I, too, am very new to this site but have lived with HSV2 for 20 years. Up until my separation 4 years ago and divorce a year and a half ago, I was married. Unfortunately, my ex created a lot of pain and shame for me around my condition. He was mean and harsh when it caused an inconvenience for him and often made me feel dirty and disgusting. That being said, staying married to an abusive jerk seemed easier in my eyes than going out into the dating real world and needing to have "the talk" with many new people that may or may not accept me.

 

Well, I finally realized that being treated like crap by my husband and living in an incredibly unhappy marriage was worse for me and my kids than having to tell someone that I had Herpes. I am not Herpes and it does not define me or change who I am at my core. But I knew that if I stayed in that horrible marriage any longer and I would no longer be me. I would be the shell of who I once was because I would become bitter, angry and unhappy. At least by leaving, my soul can be at peace, my heart can be full of love even if only for myself and my kids and I can find true joy in each day.

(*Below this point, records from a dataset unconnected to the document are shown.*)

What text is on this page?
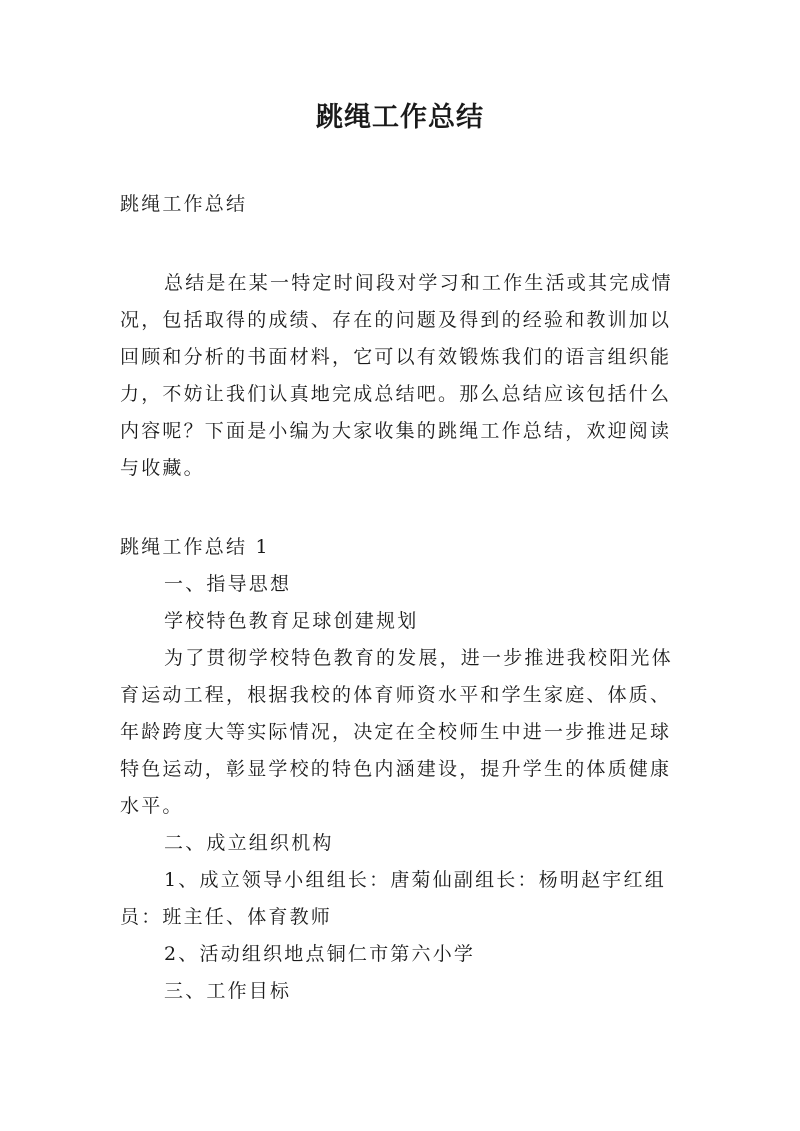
跳绳工作总结

跳绳工作总结

总结是在某一特定时间段对学习和工作生活或其完成情况，包括取得的成绩、存在的问题及得到的经验和教训加以回顾和分析的书面材料，它可以有效锻炼我们的语言组织能力，不妨让我们认真地完成总结吧。那么总结应该包括什么内容呢？下面是小编为大家收集的跳绳工作总结，欢迎阅读与收藏。

跳绳工作总结 1

一、指导思想

学校特色教育足球创建规划

为了贯彻学校特色教育的发展，进一步推进我校阳光体育运动工程，根据我校的体育师资水平和学生家庭、体质、年龄跨度大等实际情况，决定在全校师生中进一步推进足球特色运动，彰显学校的特色内涵建设，提升学生的体质健康水平。

二、成立组织机构

1、成立领导小组组长：唐菊仙副组长：杨明赵宇红组员：班主任、体育教师

2、活动组织地点铜仁市第六小学

三、工作目标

Yes - it sucks to have to tell people and to have to deal with this inconvenient skin condition BUT like Dancer says it is a great way to weed out the men that wouldn't stick around anyway or want to be with you for the wrong reasons.

 

I pray you decide what to do with your marriage and I hope it all works out for you, but please don't allow having Herpes keep you in an unhealthy or unhappy marriage. Everyone deserves to be happy and loved even if we have Herpes!!